I tried resizing the sprite borders to the power of two and it works wonderfully! Using 32x32 instead of 32x24 fixed the clipping. Thanks for the hint. Though being forced to use square shaped borders kills a lot of possibilities with the tiling. I'd still like to see the possibility of being able to tile non-power of two shaped sprites without the pixel clipping problem.
Glad it worked!
I don't think you're going to see none power of two textures working flawlessly for some time to come, not in real time anyway (pre-rendered it doesn't matter). Newer cards can handle it, but it's extra strain for them. Older cards however will probably just balk at them. Honestly being forced to use specific sizes isn't as bad as it seems.
[quote:2q2kf0ak]I wonder if it makes any difference in the clipping problem if you load the textures externally instead of internally. The external resource management is far from ready in this project but we'll get there.
Well no, cause this is a DirectX thing, and a computer thing, they've been using these set tile sizes since the beginning, and then when textured 3D games came along, those too used them. While I admit, some programs DO have different sized tiles available (I faintly recall some creator program from way back that allowed strangely sized tiles), but it's few and far between, and probably unheard of with modern methods. Like I say, it's just easier for the hardware to handle textures of those specific sizes.
There are a few tricks you can use though, unlike most 2D games or creator programs, construct doesn't force you into working in a tiled environment. Yes your textures should be power of two, but your tiled backgrounds can be whatever random size and it appears to make no difference. Also, overlaying other tiled backgrounds on top is perfectly acceptable and works just fine, even if they too don't follow a grid pattern.
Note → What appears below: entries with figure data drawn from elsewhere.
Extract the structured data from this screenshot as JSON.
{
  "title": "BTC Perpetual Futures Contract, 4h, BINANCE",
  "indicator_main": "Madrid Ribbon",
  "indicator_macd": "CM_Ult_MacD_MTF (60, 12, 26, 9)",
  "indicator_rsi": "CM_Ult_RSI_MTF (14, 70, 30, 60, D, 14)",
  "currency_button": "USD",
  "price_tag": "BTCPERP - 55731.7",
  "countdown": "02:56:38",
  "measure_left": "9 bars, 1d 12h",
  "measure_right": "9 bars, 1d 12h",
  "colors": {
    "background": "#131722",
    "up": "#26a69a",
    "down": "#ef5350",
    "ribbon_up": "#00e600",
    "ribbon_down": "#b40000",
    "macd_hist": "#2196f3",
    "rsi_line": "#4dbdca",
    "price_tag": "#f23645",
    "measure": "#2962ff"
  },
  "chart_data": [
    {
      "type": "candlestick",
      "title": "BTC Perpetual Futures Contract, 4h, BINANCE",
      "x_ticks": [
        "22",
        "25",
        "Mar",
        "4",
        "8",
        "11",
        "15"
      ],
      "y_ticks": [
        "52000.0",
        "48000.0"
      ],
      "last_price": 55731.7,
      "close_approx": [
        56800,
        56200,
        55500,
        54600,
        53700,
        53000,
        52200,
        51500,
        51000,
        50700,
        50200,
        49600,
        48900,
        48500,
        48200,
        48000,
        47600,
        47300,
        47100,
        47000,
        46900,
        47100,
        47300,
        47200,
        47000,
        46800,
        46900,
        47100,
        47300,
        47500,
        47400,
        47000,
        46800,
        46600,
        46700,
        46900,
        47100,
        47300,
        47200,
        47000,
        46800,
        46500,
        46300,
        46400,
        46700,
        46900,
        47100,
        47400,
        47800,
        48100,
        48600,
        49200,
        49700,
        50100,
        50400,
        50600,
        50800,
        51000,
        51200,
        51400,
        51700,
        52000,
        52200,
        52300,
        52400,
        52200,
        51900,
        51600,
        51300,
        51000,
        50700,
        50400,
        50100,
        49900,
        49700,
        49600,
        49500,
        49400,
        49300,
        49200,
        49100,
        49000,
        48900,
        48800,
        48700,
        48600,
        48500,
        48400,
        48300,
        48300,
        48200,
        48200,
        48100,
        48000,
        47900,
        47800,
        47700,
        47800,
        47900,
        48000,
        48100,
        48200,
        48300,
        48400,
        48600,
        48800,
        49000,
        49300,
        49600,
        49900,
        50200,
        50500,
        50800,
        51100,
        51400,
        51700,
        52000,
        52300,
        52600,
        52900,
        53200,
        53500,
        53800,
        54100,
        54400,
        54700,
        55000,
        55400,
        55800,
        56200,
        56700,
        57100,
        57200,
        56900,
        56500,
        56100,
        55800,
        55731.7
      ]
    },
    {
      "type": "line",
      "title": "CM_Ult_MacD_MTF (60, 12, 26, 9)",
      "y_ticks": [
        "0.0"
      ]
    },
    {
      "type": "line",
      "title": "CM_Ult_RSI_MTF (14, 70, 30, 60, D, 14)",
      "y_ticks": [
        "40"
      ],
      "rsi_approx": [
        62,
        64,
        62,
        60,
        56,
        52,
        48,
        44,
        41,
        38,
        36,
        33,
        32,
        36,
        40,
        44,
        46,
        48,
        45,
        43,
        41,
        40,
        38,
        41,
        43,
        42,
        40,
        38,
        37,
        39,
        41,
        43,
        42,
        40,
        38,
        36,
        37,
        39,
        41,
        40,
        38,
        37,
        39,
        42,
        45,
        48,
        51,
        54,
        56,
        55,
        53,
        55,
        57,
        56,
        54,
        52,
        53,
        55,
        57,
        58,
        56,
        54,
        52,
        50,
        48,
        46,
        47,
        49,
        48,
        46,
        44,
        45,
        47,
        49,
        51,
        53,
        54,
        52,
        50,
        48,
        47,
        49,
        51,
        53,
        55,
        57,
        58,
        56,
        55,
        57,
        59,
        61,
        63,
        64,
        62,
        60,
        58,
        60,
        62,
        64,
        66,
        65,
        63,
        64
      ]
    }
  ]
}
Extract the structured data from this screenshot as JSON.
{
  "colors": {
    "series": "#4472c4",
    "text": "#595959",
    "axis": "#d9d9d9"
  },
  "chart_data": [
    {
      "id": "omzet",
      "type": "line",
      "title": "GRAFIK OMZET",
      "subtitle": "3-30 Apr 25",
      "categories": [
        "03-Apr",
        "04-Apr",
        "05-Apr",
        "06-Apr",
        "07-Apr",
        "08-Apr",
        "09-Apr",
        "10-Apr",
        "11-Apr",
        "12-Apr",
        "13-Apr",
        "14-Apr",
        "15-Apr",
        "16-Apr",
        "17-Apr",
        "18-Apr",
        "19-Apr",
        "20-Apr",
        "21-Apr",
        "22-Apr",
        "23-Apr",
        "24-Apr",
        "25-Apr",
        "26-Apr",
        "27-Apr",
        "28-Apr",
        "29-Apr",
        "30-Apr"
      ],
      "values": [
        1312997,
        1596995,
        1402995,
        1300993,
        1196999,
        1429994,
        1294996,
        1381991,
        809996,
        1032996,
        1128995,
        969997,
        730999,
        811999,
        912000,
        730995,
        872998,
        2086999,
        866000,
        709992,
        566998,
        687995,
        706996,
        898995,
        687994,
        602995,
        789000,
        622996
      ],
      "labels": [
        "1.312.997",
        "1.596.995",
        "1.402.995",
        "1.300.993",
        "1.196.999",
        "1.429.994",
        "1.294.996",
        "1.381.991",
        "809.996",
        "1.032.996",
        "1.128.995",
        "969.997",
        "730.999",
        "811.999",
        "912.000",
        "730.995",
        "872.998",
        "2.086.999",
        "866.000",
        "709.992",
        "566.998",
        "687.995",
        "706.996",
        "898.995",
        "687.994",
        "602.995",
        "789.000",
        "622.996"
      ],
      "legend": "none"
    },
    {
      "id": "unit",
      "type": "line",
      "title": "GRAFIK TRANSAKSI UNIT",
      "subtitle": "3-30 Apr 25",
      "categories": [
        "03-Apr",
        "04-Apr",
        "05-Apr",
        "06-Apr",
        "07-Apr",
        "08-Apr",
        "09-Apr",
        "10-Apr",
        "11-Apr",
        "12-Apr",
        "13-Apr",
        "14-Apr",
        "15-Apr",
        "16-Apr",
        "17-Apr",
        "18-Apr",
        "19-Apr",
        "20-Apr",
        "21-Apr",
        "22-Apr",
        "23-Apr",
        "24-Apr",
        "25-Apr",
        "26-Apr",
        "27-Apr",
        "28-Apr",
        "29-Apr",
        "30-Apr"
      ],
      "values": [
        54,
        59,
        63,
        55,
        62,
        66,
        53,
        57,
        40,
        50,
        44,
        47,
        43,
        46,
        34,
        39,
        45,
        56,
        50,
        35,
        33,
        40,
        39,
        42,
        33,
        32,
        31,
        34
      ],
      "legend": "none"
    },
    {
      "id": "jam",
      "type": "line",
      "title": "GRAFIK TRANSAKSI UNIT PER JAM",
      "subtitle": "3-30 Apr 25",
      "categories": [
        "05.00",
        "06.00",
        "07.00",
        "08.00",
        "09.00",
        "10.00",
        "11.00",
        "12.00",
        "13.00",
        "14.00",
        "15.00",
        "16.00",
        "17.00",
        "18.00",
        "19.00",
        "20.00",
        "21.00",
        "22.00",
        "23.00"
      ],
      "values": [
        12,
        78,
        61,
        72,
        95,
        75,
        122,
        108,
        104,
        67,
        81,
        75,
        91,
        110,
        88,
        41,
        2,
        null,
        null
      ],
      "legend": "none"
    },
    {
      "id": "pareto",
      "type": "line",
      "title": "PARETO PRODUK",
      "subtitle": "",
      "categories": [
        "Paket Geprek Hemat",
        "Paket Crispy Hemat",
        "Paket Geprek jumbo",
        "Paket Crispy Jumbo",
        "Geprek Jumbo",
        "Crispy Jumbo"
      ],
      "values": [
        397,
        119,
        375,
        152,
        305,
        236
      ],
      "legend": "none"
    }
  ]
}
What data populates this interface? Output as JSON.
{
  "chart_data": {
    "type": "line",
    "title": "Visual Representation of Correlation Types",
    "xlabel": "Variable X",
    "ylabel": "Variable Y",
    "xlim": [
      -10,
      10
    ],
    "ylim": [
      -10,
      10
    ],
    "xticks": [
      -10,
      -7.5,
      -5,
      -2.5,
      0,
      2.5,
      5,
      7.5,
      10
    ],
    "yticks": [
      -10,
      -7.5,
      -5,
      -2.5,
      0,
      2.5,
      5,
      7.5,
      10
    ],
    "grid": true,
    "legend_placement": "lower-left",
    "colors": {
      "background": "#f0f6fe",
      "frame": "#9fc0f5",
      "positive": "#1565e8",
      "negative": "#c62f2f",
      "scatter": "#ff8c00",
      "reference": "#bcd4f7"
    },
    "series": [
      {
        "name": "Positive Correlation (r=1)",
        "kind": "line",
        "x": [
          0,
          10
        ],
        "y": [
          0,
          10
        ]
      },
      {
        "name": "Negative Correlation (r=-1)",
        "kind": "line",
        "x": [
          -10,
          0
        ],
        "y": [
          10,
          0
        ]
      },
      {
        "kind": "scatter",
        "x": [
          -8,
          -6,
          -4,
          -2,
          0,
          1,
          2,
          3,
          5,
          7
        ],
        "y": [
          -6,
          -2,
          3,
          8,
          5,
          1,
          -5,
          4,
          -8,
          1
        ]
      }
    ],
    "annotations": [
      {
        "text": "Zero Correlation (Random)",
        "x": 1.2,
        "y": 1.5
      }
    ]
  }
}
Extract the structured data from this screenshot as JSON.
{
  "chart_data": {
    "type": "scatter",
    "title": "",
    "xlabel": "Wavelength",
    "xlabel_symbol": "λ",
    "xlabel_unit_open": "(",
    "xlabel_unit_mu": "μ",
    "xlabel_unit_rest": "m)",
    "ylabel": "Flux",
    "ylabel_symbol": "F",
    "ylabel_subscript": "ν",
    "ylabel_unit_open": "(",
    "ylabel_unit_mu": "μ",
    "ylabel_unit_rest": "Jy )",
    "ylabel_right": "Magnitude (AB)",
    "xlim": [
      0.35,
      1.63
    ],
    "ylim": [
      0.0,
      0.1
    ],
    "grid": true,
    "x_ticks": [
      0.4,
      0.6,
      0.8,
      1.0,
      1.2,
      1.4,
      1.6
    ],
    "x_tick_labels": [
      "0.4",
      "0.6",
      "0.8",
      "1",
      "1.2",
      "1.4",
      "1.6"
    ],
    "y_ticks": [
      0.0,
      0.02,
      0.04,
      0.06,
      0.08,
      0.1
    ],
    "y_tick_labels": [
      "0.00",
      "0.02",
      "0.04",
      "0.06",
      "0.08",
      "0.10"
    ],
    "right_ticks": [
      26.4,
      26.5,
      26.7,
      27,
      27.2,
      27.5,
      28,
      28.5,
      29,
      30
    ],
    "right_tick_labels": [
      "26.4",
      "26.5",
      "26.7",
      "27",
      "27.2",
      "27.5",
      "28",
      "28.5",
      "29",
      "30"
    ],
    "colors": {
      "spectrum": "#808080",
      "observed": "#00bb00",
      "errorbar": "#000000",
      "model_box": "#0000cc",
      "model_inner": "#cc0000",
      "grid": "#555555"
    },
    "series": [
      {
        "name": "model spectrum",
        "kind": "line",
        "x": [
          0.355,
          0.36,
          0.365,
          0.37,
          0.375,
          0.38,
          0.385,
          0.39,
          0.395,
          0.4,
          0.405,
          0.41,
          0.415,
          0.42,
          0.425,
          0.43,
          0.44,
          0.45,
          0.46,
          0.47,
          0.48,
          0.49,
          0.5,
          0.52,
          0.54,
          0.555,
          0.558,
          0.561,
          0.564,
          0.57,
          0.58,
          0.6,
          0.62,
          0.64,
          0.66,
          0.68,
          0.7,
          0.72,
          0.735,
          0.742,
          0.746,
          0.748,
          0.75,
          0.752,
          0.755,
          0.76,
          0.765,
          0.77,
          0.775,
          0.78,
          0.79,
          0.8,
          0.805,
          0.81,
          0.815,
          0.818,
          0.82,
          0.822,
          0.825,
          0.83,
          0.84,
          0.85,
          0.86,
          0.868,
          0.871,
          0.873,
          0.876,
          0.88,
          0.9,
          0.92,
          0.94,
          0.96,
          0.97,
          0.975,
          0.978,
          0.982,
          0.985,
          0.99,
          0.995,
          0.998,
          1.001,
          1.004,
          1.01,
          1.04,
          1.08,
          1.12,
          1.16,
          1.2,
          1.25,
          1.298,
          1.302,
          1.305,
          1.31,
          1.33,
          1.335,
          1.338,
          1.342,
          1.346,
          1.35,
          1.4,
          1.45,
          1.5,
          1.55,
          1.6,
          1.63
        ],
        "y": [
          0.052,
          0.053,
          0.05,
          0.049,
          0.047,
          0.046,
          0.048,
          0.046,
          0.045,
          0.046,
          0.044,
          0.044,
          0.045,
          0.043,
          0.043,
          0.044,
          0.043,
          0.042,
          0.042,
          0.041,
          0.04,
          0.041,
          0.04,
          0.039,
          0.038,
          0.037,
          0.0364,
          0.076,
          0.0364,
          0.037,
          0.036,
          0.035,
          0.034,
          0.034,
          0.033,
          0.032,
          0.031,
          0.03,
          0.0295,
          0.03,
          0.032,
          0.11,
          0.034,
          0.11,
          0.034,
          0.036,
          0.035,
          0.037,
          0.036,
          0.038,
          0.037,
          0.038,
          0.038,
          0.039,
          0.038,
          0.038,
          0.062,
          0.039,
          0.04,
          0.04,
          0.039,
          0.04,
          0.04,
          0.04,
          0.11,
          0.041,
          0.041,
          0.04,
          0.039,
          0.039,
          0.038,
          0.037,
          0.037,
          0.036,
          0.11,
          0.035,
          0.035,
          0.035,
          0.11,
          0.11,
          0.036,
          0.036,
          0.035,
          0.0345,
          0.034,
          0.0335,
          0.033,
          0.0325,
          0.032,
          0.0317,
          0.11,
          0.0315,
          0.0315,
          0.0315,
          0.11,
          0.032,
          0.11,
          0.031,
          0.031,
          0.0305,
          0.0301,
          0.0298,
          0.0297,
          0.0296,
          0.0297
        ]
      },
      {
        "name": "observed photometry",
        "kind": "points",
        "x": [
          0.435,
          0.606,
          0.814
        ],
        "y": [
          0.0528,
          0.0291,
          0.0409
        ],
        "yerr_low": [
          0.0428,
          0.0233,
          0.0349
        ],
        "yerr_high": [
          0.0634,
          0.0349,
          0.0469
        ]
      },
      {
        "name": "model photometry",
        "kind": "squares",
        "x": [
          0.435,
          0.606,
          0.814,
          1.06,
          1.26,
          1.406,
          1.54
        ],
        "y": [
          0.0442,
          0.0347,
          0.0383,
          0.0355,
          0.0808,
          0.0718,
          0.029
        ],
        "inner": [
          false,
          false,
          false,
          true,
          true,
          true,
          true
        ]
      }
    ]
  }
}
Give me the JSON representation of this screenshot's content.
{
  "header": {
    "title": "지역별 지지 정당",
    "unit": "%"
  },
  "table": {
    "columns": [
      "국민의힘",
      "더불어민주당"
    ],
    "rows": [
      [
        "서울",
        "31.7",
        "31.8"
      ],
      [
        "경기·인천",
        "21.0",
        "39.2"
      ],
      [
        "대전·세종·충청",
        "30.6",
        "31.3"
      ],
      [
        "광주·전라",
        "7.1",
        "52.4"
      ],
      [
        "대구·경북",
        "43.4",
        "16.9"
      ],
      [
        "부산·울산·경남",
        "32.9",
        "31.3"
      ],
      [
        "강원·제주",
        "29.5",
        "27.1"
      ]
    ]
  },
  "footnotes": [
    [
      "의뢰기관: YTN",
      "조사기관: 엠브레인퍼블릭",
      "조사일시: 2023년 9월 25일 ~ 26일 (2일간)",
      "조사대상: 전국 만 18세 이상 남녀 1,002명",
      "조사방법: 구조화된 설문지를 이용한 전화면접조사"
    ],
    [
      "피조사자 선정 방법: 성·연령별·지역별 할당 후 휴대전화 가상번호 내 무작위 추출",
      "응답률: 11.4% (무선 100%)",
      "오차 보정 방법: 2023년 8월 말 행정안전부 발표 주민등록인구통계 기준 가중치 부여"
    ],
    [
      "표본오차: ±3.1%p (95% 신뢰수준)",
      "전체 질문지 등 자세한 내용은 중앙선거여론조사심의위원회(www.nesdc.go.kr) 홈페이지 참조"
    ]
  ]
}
Using that as an example. Say you've got your tiled floor, and you wanted a few manhole covers, but each one is rotated differently to the next (to avoid obvious repetition), traditionally you'd probably have to make new tiles for each and every one. With construct you just create a clone/instance of your manhole cover, rotate it and place it where you want. Do the same with a bunch of other random objects, leaves or trash or rocks or whatever and you can very quickly and very easily remove any obvious repeating pattern, just like how decals work in 3D games. From an artists point of view, that's an awesome part of construct, and being as they're instanced, they effectively only exist as a single entity, so that cuts down VRAM usage too.